The addition of a bilateral track means re-weighing the other tracks in relation to it. A negotiation strategy not only means adding more bandwidth but far importantly it means shaping the bandwidth. Certain channels are going to be assigned particular tasks; some routes are going to be emphasized while others are going to be comparatively denigrated. Not only will bilateral negotiations affect the EU-3 track it will also affect other forms of signaling because one of the first things negotiators typically demand are what are called "confidence building measures" which is a euphemism for "call off your dogs" while we talk. But by that time the bilateral negotiations may have become a desirable political quantity in themselves and the threat to call them off a sanction in itself.
Does any of this mean that 'under no circumstances should we hold bilateral talks' with the Iranians? No. But neither does it follow that under all circumstances should the US seek bilateral negotiations with Teheran. From the vantage of the US the correct move will depend entirely on the empirical effect of bilateral negotiations upon the total package of interaction with Teheran. Part of the problem facing outsiders looking in is that we don't know what the total package of interaction is. Some of it is open to public view but the covert and backchannel operations are shrouded in secrecy. To what extent these should be made subordinate or be complemented by bilateral negotiations is unclear. Without that knowledge, one can only guess whether it is propitious to open bilateral negotiations with Teheran or not.

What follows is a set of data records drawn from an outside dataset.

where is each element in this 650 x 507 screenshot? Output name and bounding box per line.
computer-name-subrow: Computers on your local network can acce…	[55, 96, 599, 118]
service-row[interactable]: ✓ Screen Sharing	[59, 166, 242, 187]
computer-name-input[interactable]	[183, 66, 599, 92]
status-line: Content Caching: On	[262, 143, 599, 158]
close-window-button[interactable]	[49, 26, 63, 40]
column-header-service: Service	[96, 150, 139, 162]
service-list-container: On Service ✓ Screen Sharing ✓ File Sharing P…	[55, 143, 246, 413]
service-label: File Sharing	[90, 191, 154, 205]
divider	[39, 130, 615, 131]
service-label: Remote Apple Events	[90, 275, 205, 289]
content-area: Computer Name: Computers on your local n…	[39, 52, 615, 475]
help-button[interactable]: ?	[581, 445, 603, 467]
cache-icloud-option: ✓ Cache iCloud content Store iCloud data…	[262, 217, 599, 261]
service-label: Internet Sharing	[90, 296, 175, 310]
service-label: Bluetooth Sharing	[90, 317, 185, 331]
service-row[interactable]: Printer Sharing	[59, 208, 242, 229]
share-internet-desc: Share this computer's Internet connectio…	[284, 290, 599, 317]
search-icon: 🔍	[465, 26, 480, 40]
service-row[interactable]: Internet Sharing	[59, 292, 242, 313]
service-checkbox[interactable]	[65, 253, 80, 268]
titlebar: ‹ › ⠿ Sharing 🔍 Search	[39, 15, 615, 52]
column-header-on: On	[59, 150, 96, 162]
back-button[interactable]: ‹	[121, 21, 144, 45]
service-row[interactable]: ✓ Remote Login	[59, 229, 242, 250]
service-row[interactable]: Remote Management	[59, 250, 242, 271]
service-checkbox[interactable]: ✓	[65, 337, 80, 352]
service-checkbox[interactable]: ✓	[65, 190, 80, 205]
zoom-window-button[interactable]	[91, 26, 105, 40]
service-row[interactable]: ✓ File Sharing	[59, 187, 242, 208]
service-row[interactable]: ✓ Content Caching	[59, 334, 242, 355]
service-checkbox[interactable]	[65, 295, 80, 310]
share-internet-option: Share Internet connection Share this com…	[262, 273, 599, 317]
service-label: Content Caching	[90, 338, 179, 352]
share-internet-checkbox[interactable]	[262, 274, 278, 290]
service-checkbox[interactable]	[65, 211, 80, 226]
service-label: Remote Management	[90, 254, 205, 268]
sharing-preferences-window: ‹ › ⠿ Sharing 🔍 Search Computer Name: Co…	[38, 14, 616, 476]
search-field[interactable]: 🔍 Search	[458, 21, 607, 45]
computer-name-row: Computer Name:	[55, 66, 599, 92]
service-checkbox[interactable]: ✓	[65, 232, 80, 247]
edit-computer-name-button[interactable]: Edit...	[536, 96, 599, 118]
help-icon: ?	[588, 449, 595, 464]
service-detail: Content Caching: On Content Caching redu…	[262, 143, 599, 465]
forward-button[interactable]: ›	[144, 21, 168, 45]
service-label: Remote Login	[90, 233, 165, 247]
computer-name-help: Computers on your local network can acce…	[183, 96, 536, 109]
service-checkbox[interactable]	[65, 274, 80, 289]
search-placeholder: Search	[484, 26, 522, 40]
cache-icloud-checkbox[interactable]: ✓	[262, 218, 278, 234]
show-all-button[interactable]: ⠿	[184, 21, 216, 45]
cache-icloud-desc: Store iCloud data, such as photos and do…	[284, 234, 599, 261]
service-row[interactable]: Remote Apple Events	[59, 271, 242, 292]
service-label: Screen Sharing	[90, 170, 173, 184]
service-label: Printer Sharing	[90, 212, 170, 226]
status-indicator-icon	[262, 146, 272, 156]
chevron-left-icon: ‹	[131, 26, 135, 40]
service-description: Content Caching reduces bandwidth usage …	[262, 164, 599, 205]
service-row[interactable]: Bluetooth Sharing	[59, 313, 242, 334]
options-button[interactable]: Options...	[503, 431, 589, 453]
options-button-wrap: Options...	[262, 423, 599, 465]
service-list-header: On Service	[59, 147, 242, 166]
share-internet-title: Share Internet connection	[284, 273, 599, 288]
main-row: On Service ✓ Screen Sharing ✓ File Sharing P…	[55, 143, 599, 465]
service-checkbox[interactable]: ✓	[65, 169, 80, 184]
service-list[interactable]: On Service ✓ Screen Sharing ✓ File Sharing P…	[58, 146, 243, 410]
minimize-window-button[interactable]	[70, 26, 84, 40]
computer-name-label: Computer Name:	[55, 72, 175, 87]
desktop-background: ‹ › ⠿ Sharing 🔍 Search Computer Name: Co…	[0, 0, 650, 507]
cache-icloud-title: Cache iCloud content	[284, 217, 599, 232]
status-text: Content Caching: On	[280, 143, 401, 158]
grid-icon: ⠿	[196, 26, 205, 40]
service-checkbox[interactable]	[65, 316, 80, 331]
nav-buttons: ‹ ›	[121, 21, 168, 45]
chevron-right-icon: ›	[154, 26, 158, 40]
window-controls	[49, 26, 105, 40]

However, if one takes the Ahmadinejad letter as an Iranian effort to "reach out" to the United States the natural question must be what motivated them to do so. Is it possible that they are "feeling the heat" and are eager to strike a deal. If so, then does that not argue against subsuming the very channels which have successfully compelled Teheran into crying "Uncle" into the framework of bilateral negotiations? Or is it the case that America has been defeated in the Middle East, especially in Iraq; that in consequences it is time to talk to Iran to get what terms one can before Teheran extracts its pound of flesh from a floundering and desperate George Bush? Or is it something in between? There is no answer based on theory. There is only a judgment based on an appreciation of the state of play. And while everyone has his private scorecard many of the cards are still face down.